Telemarketing Software Featured Article

The Right Tools to Succeed in Inside Sales

September 20, 2016
By Tracey E. Schelmetic - Telemarketing Software Contributor

While most sales organizations may like to think they’re a finely tuned machine, the hard data often doesn’t support this. Sales organizations – particularly inside sales – often suffer from high turnover, poor management, insufficient tools and lackluster results. While it seems like a no-brainer that there is room for improvement in most companies, many have no idea where to start.

Good sales managers are, of course, a good beginning. Drill sergeants who bark out orders and insult sales personnel may look good on Hollywood screens, but in reality they are a disaster for most sales organizations. Employees engage with their jobs when they feel valued and motivated toward achieving personal goals alongside company goals. Regular performance reviews are important, as is encouraging language, open-door policies when it comes to advice and coaching, and a good foundation to help sales employees actually understand what they’re striving for, according to a recent blog post by VanillaSoft’s Genie Parker.

“It helps to know exactly what it is you’re working for,” she wrote. “Not all athletes are going for Olympic gold. Some are going for their personal best or working to improve their health and stamina. From a sales standpoint, what are your goals? Are working to improve conversion rates? Going for volume? Seeking quality leads over quantity? Knowing what you’re working for will help you to choose an appropriate path and stay on track.”

If the sales manager doesn’t know the answer to these questions, the rank-and-file sales personnel certainly won’t. Once concrete goals are established, the next step is good communication. While some competition is healthy in sales, collaboration is even more so, particularly in the case of business-to-business selling or complex, high-ticket items. If a customer returns to the sales department and hears a completely different story from a different employee, he or she probably won’t be inclined to buy. This leads us to the next important element: technology.

“Can you imagine Usain Bolt winning the 100 meters wearing a beat-up pair of tennis shoes?” asked Parker. “His talent means he’d still be fast, but you can bet he wouldn’t perform at his best without a pair of good-fitting running shoes built for the task at hand.”

Before a sales team can be truly effective, it needs productivity tools built for 2016. These may include telemarketing software solutions such as CRM with auto-dialing, email, lead tracking, appointment setting and a document library of easily customizable forms, brochures and sales enablement content.

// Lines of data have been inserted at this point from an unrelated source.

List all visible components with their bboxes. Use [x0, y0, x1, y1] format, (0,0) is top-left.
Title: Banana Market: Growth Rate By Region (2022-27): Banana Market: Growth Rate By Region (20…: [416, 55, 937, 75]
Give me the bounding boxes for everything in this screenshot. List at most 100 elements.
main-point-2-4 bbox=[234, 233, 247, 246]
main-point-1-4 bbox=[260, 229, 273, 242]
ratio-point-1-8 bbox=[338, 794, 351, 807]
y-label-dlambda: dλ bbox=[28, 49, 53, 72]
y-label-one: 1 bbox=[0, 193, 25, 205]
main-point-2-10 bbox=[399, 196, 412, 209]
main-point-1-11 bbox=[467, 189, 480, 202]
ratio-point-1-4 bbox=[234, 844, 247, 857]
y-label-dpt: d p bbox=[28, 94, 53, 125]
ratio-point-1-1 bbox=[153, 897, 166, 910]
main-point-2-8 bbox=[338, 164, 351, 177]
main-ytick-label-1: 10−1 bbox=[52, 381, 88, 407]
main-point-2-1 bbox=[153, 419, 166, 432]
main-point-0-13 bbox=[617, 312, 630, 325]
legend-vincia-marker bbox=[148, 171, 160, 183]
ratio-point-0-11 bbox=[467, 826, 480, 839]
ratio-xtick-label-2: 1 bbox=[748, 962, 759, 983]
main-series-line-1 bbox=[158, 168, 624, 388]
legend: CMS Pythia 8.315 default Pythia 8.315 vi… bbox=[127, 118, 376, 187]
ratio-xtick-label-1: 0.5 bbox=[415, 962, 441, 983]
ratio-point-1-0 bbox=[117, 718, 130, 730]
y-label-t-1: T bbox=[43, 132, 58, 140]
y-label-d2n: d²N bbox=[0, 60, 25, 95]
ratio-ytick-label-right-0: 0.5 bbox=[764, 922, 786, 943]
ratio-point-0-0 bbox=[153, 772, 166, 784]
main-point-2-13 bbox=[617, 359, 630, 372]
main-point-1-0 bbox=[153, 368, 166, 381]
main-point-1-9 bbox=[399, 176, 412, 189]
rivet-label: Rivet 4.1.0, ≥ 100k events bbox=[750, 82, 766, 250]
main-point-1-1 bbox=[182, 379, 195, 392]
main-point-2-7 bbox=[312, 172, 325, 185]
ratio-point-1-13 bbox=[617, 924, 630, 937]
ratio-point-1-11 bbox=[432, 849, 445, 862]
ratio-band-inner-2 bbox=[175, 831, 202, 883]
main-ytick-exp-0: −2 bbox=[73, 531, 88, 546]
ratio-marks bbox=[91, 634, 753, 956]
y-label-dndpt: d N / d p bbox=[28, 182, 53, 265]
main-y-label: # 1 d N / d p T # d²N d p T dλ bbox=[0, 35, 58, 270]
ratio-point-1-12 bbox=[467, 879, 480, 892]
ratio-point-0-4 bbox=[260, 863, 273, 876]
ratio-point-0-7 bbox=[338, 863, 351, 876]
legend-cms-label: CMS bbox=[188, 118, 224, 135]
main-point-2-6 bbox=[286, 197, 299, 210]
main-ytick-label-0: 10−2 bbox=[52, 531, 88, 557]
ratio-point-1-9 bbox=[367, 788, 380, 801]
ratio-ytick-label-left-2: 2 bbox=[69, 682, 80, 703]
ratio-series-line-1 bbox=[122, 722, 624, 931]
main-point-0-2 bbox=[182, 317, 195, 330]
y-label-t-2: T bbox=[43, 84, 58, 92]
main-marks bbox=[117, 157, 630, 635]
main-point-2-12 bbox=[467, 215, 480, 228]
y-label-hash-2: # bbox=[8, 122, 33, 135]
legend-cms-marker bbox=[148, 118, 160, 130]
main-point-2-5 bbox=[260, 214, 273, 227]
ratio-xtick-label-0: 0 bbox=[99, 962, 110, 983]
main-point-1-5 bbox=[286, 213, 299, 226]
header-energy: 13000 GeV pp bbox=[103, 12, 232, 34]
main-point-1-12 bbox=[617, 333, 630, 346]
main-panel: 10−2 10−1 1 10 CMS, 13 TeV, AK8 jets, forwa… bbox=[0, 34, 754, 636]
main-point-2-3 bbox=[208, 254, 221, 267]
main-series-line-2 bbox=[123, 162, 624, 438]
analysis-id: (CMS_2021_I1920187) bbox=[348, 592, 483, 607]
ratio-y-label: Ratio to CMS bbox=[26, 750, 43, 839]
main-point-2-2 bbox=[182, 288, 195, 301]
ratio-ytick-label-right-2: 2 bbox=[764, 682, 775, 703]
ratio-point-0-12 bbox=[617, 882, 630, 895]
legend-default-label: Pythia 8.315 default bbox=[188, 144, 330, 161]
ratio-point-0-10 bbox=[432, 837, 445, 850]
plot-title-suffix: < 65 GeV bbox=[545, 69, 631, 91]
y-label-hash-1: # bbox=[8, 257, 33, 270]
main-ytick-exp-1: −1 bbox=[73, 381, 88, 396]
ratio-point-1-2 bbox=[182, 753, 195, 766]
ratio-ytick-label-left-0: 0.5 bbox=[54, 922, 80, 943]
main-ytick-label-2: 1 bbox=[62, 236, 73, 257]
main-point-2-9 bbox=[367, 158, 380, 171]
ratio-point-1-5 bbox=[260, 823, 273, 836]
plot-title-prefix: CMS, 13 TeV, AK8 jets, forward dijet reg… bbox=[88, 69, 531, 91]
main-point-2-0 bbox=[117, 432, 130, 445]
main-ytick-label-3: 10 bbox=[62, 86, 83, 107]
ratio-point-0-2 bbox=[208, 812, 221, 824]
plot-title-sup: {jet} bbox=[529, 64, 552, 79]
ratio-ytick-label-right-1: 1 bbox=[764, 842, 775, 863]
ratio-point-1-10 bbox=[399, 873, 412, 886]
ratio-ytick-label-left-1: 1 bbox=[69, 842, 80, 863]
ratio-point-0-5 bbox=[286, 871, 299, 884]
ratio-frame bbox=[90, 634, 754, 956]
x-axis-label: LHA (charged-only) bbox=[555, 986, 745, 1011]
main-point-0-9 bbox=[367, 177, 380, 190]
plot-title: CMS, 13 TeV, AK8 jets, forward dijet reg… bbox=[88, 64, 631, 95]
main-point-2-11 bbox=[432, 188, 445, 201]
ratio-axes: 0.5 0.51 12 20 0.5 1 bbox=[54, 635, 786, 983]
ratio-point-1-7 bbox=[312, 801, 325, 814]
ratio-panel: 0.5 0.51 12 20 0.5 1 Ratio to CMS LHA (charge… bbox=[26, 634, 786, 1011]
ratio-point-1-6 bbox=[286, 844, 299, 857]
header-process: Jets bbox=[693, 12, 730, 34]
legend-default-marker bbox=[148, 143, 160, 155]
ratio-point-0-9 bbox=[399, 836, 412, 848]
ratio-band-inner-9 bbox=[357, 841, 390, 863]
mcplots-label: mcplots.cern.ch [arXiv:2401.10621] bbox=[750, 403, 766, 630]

Good tools can put the sales team in the best starting position possible (to carry forth Parkers’ Olympic analogy).

“Talent alone will get you far, but if you want consistent performance and to work as efficiently as possible, you need the right CRM solution,” wrote Parker.

Well thought out and articulated goals can help the sales team understand where the finish line is located, performance management can track how well they’re getting there, and analytics and reporting can help managers understand where any problems or pitfalls still lie.